In a very broad sense, GNU/Linux applications are distributed in two formats: source code and distribution-specific packages.
The concept of distributing an application as source code seems foreign to many computer users, but it is extremely logical.
It is usually preferable to find a distribution specific package of the application for your distribution first. Only hunt for source code if you have a reason to such as there is no package for your distro, or the source code version is more up to date than the package version.
Distribution Specific Packages
Possibly the two most common packages out there are Debian and Red Hat style packages. There are others such as Slackware, but Debian and Red Hat are probably the most common.
Debian style packages end in the extension .deb and Red Hat style packages end in the extension .rpm. In general, if you are running a Debian-based system (like Ubuntu, Kanotix, or Debian itself) you should look for a *.deb package for the application; if you’re running a Red Hat-style system (like Fedora, SUSE, or Red Hat itself), then you should look for a *.rpm package for the application.
The words ‘In general’ are emphasized above because some distributions have gone so far off the mainstream track of their flavour that this rule does no apply. For example, Ubuntu is a Debian-based distribution and therefore you should be able to use a *.deb package to install an application. However, Ubuntu has strayed so far from the core Debian stream that there are some *.deb packages that won’t work on Ubuntu.
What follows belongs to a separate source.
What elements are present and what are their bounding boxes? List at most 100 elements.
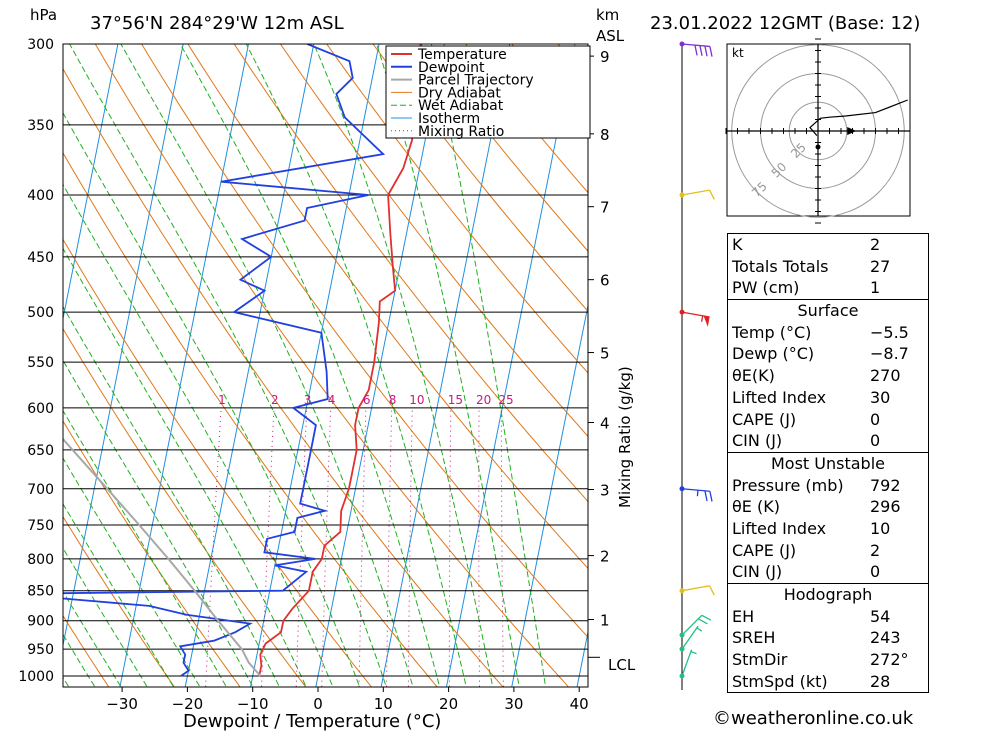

Therefore not only do you want to look for a *.deb package for your Ubuntu but you also want to look specifically for an Ubuntu *.deb package. Attempting to install a standard *.deb package may or may not work.
I am not picking on Ubuntu – this same situation exists for many distros.
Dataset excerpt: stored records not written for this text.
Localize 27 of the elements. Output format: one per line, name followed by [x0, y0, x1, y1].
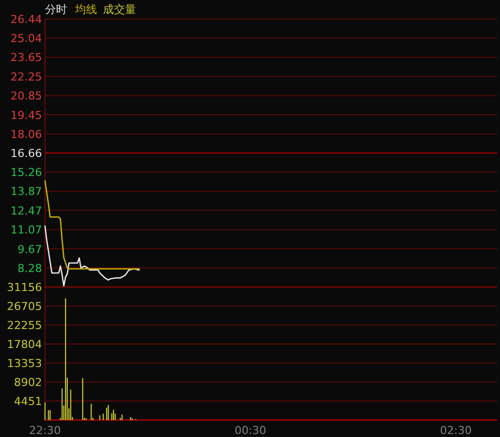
y-tick-label: 23.65: [10, 51, 42, 64]
y-tick-label: 26.44: [10, 13, 42, 26]
x-tick-label: 22:30: [29, 424, 61, 437]
y-tick-label: 26705: [7, 300, 42, 313]
y-tick-label: 12.47: [10, 204, 42, 218]
y-tick-label: 16.66: [10, 147, 42, 160]
y-tick-label: 17804: [7, 338, 42, 351]
x-tick-label: 02:30: [440, 424, 472, 437]
y-tick-label: 13.87: [10, 185, 42, 198]
y-tick-label: 31156: [7, 281, 42, 294]
y-tick-label: 15.26: [10, 166, 42, 180]
y-tick-label: 18.06: [10, 128, 42, 141]
y-tick-label: 8902: [14, 376, 42, 389]
text: 成交量: [103, 3, 136, 16]
y-tick-label: 8.28: [18, 262, 42, 275]
y-tick-label: 19.45: [10, 108, 42, 122]
text: 均线: [74, 3, 97, 16]
y-tick-label: 9.67: [18, 242, 42, 256]
chart-title: 分时: [45, 3, 67, 16]
y-tick-label: 11.07: [10, 224, 42, 237]
x-tick-label: 00:30: [234, 424, 266, 437]
y-tick-label: 20.85: [10, 90, 42, 103]
y-tick-label: 4451: [14, 395, 42, 408]
y-tick-label: 25.04: [10, 32, 42, 46]
y-tick-label: 22255: [7, 318, 42, 332]
y-tick-label: 22.25: [10, 70, 42, 84]
y-tick-label: 13353: [7, 357, 42, 370]
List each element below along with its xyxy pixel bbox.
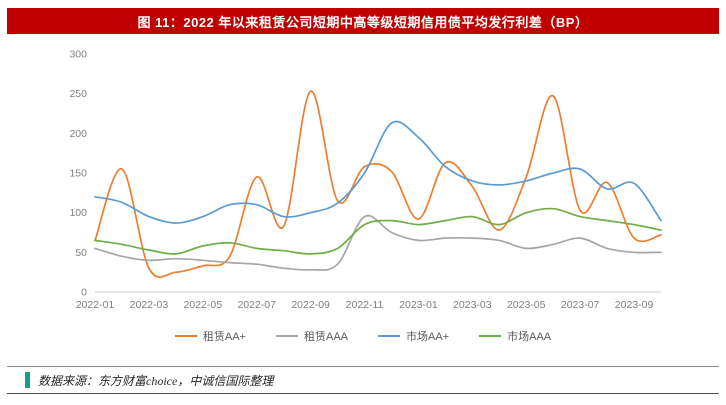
chart: 0 50 100 150 200 250 300 2022-01 2022-03 2022-05 2… <box>43 40 683 344</box>
svg-text:2023-07: 2023-07 <box>561 299 600 311</box>
legend-item-4: 市场AAA <box>479 328 551 344</box>
legend-swatch <box>174 335 197 337</box>
line-chart-svg: 0 50 100 150 200 250 300 2022-01 2022-03 2022-05 2… <box>69 49 662 311</box>
legend-label: 市场AAA <box>507 331 552 343</box>
svg-text:2023-05: 2023-05 <box>507 299 546 311</box>
legend-swatch <box>275 335 298 337</box>
legend-item-3: 市场AA+ <box>378 328 449 344</box>
figure-title: 图 11：2022 年以来租赁公司短期中高等级短期信用债平均发行利差（BP） <box>137 14 589 30</box>
legend-label: 租赁AAA <box>303 331 348 343</box>
svg-text:2022-07: 2022-07 <box>237 299 276 311</box>
source-text: 数据来源：东方财富choice，中诚信国际整理 <box>38 373 274 388</box>
legend-swatch <box>378 335 400 337</box>
chart-legend: 租赁AA+ 租赁AAA 市场AA+ 市场AAA <box>43 328 683 344</box>
legend-item-2: 租赁AAA <box>275 328 348 344</box>
svg-text:2022-05: 2022-05 <box>184 299 223 311</box>
svg-text:250: 250 <box>69 88 87 100</box>
source-footer: 数据来源：东方财富choice，中诚信国际整理 <box>7 366 719 394</box>
svg-text:300: 300 <box>69 49 87 61</box>
legend-label: 租赁AA+ <box>202 331 246 343</box>
svg-text:2023-03: 2023-03 <box>453 299 492 311</box>
legend-item-1: 租赁AA+ <box>174 328 246 344</box>
svg-text:2022-11: 2022-11 <box>346 299 384 311</box>
svg-text:2023-09: 2023-09 <box>615 299 654 311</box>
svg-text:200: 200 <box>69 128 87 140</box>
svg-text:0: 0 <box>81 287 87 299</box>
svg-text:50: 50 <box>75 247 87 259</box>
legend-swatch <box>479 335 502 337</box>
svg-text:2022-03: 2022-03 <box>130 299 169 311</box>
figure-title-bar: 图 11：2022 年以来租赁公司短期中高等级短期信用债平均发行利差（BP） <box>7 8 719 34</box>
svg-text:100: 100 <box>69 207 87 219</box>
source-accent-bar <box>25 372 30 388</box>
legend-label: 市场AA+ <box>406 331 450 343</box>
svg-text:2023-01: 2023-01 <box>399 299 438 311</box>
svg-text:150: 150 <box>69 168 87 180</box>
svg-text:2022-01: 2022-01 <box>76 299 115 311</box>
svg-text:2022-09: 2022-09 <box>291 299 330 311</box>
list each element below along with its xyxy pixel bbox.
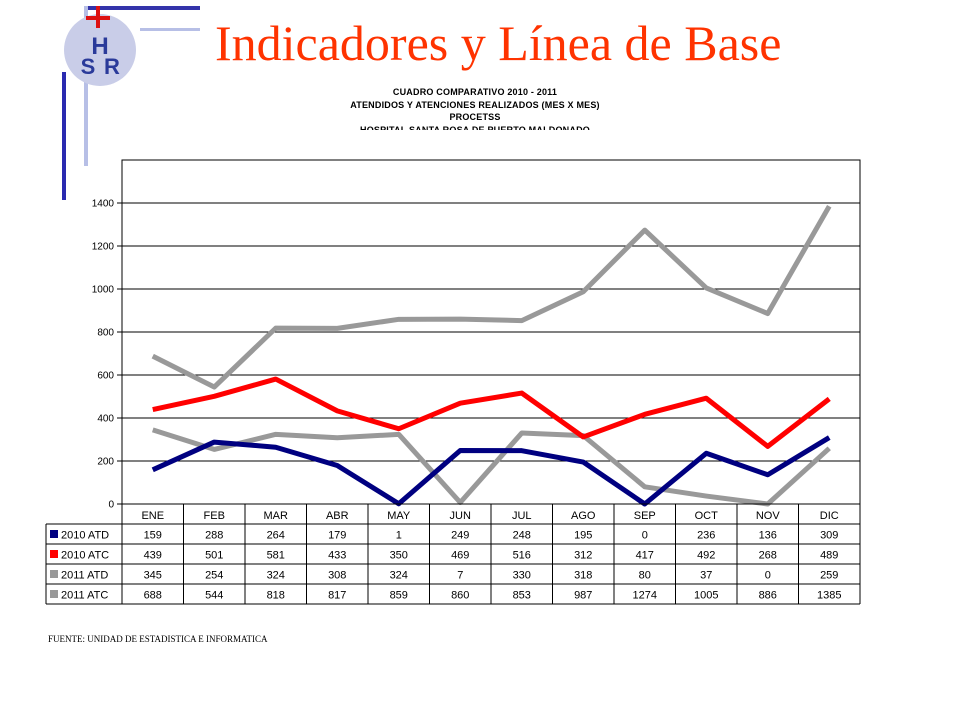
data-label: 249 <box>451 530 469 542</box>
data-label: 501 <box>205 550 223 562</box>
category-label: ABR <box>326 510 349 522</box>
category-label: JUN <box>450 510 471 522</box>
data-label: 516 <box>513 550 531 562</box>
y-tick-label: 1000 <box>92 285 115 296</box>
data-label: 159 <box>144 530 162 542</box>
category-label: MAR <box>264 510 289 522</box>
source-note: FUENTE: UNIDAD DE ESTADISTICA E INFORMAT… <box>48 634 268 644</box>
series-line-2011-atc <box>151 204 832 390</box>
category-label: JUL <box>512 510 532 522</box>
legend-swatch <box>50 530 58 538</box>
chart-title-line-3: PROCETSS <box>449 112 501 122</box>
data-label: 309 <box>820 530 838 542</box>
data-label: 312 <box>574 550 592 562</box>
category-label: DIC <box>820 510 839 522</box>
data-label: 7 <box>457 570 463 582</box>
data-label: 80 <box>639 570 651 582</box>
data-label: 886 <box>759 590 777 602</box>
legend-swatch <box>50 590 58 598</box>
data-label: 37 <box>700 570 712 582</box>
y-tick-label: 1200 <box>92 242 115 253</box>
data-label: 853 <box>513 590 531 602</box>
data-label: 417 <box>636 550 654 562</box>
data-label: 818 <box>267 590 285 602</box>
y-tick-label: 1400 <box>92 199 115 210</box>
legend-label: 2010 ATC <box>61 550 109 562</box>
data-label: 469 <box>451 550 469 562</box>
category-label: NOV <box>756 510 781 522</box>
data-label: 581 <box>267 550 285 562</box>
data-label: 439 <box>144 550 162 562</box>
legend-swatch <box>50 550 58 558</box>
data-label: 318 <box>574 570 592 582</box>
y-tick-label: 800 <box>97 328 114 339</box>
hospital-logo: H S R <box>62 6 200 200</box>
data-label: 254 <box>205 570 223 582</box>
chart-title-line-2: ATENDIDOS Y ATENCIONES REALIZADOS (MES X… <box>350 99 600 110</box>
legend-label: 2010 ATD <box>61 530 109 542</box>
category-label: AGO <box>571 510 596 522</box>
slide-title: Indicadores y Línea de Base <box>215 15 782 71</box>
data-label: 1385 <box>817 590 841 602</box>
legend-label: 2011 ATD <box>61 570 108 582</box>
category-label: MAY <box>387 510 411 522</box>
data-label: 259 <box>820 570 838 582</box>
data-label: 817 <box>328 590 346 602</box>
data-label: 987 <box>574 590 592 602</box>
data-label: 136 <box>759 530 777 542</box>
data-label: 433 <box>328 550 346 562</box>
data-label: 544 <box>205 590 223 602</box>
svg-text:S: S <box>81 54 96 79</box>
category-label: ENE <box>141 510 164 522</box>
series-line-2011-atd <box>151 427 831 507</box>
data-label: 324 <box>390 570 408 582</box>
data-label: 345 <box>144 570 162 582</box>
plot-top-mask <box>121 130 899 160</box>
data-label: 264 <box>267 530 285 542</box>
data-label: 195 <box>574 530 592 542</box>
chart-title-line-1: CUADRO COMPARATIVO 2010 - 2011 <box>392 87 558 97</box>
data-label: 860 <box>451 590 469 602</box>
data-label: 248 <box>513 530 531 542</box>
data-label: 324 <box>267 570 285 582</box>
chart-title-line-4: HOSPITAL SANTA ROSA DE PUERTO MALDONADO <box>360 124 590 135</box>
category-label: OCT <box>695 510 719 522</box>
series-line-2010-atc <box>152 376 831 449</box>
y-tick-label: 0 <box>108 500 114 511</box>
svg-text:R: R <box>104 54 120 79</box>
data-label: 288 <box>205 530 223 542</box>
data-label: 330 <box>513 570 531 582</box>
data-label: 0 <box>642 530 648 542</box>
data-label: 492 <box>697 550 715 562</box>
svg-text:H: H <box>91 33 108 60</box>
data-label: 308 <box>328 570 346 582</box>
data-label: 268 <box>759 550 777 562</box>
data-label: 1005 <box>694 590 718 602</box>
y-tick-label: 200 <box>97 457 114 468</box>
category-label: FEB <box>204 510 225 522</box>
data-label: 489 <box>820 550 838 562</box>
series-line-2010-atd <box>151 435 831 507</box>
data-label: 179 <box>328 530 346 542</box>
y-tick-label: 400 <box>97 414 114 425</box>
data-label: 859 <box>390 590 408 602</box>
y-tick-label: 600 <box>97 371 114 382</box>
data-label: 236 <box>697 530 715 542</box>
category-label: SEP <box>634 510 656 522</box>
legend-label: 2011 ATC <box>61 590 108 602</box>
data-label: 1274 <box>633 590 657 602</box>
data-label: 0 <box>765 570 771 582</box>
chart-title: CUADRO COMPARATIVO 2010 - 2011 ATENDIDOS… <box>290 86 660 136</box>
data-label: 1 <box>396 530 402 542</box>
data-label: 688 <box>144 590 162 602</box>
legend-swatch <box>50 570 58 578</box>
data-label: 350 <box>390 550 408 562</box>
You may also have some luck grabbing the proper *.deb or *.rpm from your package manager.
In the terminal window of a Debian-based system (as root), type:
apt-get install application_name
In the terminal window of a Red Hat-based system (as root), type:
yum install application_name
If you’re successful, the application will download and install itself and you’re done.
Source code is generally distributed as a tar archive which is usually referred to as a ‘tarball’. The advantage of compiling source code over installing a package is that the application will be built to your specific system. The disadvantage is that your system may not have all of the dependent packages that it requires in order to actually install or run the application. The activity of trying to install any required dependencies for an application is sometimes referred to as ‘dependency hell’ because it can be quite labourious.
Tarballs are generally archived in one of two ways: BZipped (usually has an extension of tar.bz or .tbz) or GZipped (usually has an extension of either .tar.gz or .tgz)
In general, the following steps are used to install a tarball:
- For a GZipped tarball: tar –zxvf filename.tar.gz (or filename.tgz)
- For a BZipped tarball: tar jzvf filename.tar.bz (or filename.tbz)
- (as root) make install
The configure stage is where your system is queried to see if it has all the dependent files. The make stage is where the executable is actually compiled, and the make install stage is when the completed application is installed onto your system. Generally if you make it past the configure then you’re probably going to be OK.